By Benji Tunnell
JOPLIN, Mo. —
I played on the company softball team last night. It seemed like a good idea at the time, but as I awoke with aching legs, scabbed-over knees and a mountain of shame for my on-field performance, I realized that I may have misjudged my overall effectiveness and ability to contribute to the team.
I came away with the same feeling for Liam Neeson after watching “Taken 2.”
I really enjoyed “Taken.” A middle-aged Neeson had made an action film far more compelling than those being made by actors half his age. I had hoped that he might be able to transition smoothly into another phase of his career, putting aside the serious actor mantle to make higher quality popcorn fare.
Then came mediocre films like “The A-Team,” “Unknown” and a couple of “Titans” duds, and I quickly relinquished that dream. Even when a sequel to “Taken” was announced, I was more apprehensive than anything. After all, how could the filmmakers convincingly put Neeson’s Bryan Mills in a position to have to rescue himself or another member of his family without it seeming ludicrous?

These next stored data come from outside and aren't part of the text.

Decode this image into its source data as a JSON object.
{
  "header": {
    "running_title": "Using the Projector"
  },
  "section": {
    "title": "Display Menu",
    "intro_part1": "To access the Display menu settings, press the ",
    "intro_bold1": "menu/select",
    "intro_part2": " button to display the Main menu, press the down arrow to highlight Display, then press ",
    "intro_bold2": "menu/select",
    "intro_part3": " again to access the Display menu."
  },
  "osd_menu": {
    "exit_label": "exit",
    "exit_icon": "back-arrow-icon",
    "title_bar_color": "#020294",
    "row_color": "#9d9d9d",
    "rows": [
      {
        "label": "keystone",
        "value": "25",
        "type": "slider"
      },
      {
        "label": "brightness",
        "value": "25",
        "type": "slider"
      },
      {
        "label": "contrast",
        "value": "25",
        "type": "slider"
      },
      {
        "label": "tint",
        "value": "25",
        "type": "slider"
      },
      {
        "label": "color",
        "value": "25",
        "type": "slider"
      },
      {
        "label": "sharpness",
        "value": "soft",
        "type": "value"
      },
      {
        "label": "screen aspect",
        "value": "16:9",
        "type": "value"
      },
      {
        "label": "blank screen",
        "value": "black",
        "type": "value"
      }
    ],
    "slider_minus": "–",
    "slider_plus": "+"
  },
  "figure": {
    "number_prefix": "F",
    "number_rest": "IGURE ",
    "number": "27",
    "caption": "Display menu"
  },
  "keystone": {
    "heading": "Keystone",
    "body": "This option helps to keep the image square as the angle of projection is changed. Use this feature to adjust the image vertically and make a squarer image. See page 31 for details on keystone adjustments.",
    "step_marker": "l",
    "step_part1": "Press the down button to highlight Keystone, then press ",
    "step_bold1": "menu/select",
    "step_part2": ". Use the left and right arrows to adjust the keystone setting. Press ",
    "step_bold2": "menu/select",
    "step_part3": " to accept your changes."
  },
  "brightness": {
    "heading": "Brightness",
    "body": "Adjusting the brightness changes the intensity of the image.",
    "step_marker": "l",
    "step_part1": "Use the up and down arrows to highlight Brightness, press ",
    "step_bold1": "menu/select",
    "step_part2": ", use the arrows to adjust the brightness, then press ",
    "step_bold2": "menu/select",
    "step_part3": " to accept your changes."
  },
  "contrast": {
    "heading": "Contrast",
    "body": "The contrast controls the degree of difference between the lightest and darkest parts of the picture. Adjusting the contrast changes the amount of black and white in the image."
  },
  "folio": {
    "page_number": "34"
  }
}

The short answer: They can’t.
“Taken 2” presents a class on what not to do in action films. For the benefit of my movie-producer readers, let’s take a look at a few of these lessons:
At least try to make it plausible. Mills ends up in Istanbul for a job, then invites his recently separated ex-wife and his daughter to come along for a vacation. Somehow, the father of one of the men Mills killed in the last film knows that he will be there (understandable) and that his family will be there, even though they never committed to the trip but decided to surprise Mills by showing up (ridiculous).
It all screams rush job to cash in, and it starts the film off on a sour note.
Jittery camera work and quick cuts don’t hide the fact that it isn’t your lead actor in the fight scenes. Neeson is getting older, so it’s understandable that he can’t perform his own stunts.
But director Olivier Megaton certainly could have been a bit more subtle when subbing out his actor for a stand-in. The blurry camera and nausea-inducing cuts serve only to highlight the obviousness of the substitution.
Don’t negate the motivations of the first film to allow for the sequel. Mills’ driving force in the first movie was to rescue his daughter from danger. Yet, in the second film, he asks her to essentially come to rescue him.
The Mills from the first “Taken” would not go along with this, and it is sheer laziness and unoriginality that allows the filmmakers to slap this together with so little justification.
Make foreshadowing believable. Early on, Kim (Maggie Grace) goes on a driving lesson with her dad. It seems she’s failed the driver’s test twice already.
Flash forward to Istanbul, where father and daughter are on the run from ruthless killers. Dad is busy shooting the baddies while daughter tears through the crowded streets full-tilt, making skilled slides and turns, all the while shifting the manual like, oh, let’s say Mario Andretti. That must have been a heck of a driving lesson.
Don’t make your sponsorship deals so blatant. Apparently, every vehicle in Istanbul is a Mercedes, including the taxi cabs, and these Mercedes are indestructible.
I imagine the producers got a pretty penny for featuring the cars, but it kind of takes away from the believability when you see the impoverished people milling through the streets while everyone is driving luxury cars.
Here are some lessons for the bad guys:
If you’ve captured a guy who single-handedly decimated your small army of henchmen, killing your son and destroying your human trafficking organization along the way, perhaps instead of just tying him to a pipe and leaving his legs free, you might break a kneecap or two. Just a little insurance to prevent him from escaping and executing your replacement bad guys before coming after you.
Have these people never watched “Misery”?
And maybe invest in a sturdy pair of handcuffs rather than zip ties that can be worn through by rubbing against pieces of the rusty pipe. Or how about having one of your men actually stay in the room with him? Most likely the greatest threat to you executing the man is the man himself.
Also, train your guys to shoot downward. Every time someone shoots through a wall or a door at a good guy, they always do it at waist level, even though if they’ve seen any movies at all they know he’s already dropped to the floor. Perhaps they should lower their aim.
“Taken 2” is one big lesson on what not to do when trying to capitalize on a property. Rather than take the time to craft a plausible yet engaging story, the filmmakers rushed to get another movie on the screen, and the results feel derivative and unsatisfying.
Rather than solidifying Neeson’s stature as an action star, this film shows that he should consider a return to playing more serious roles.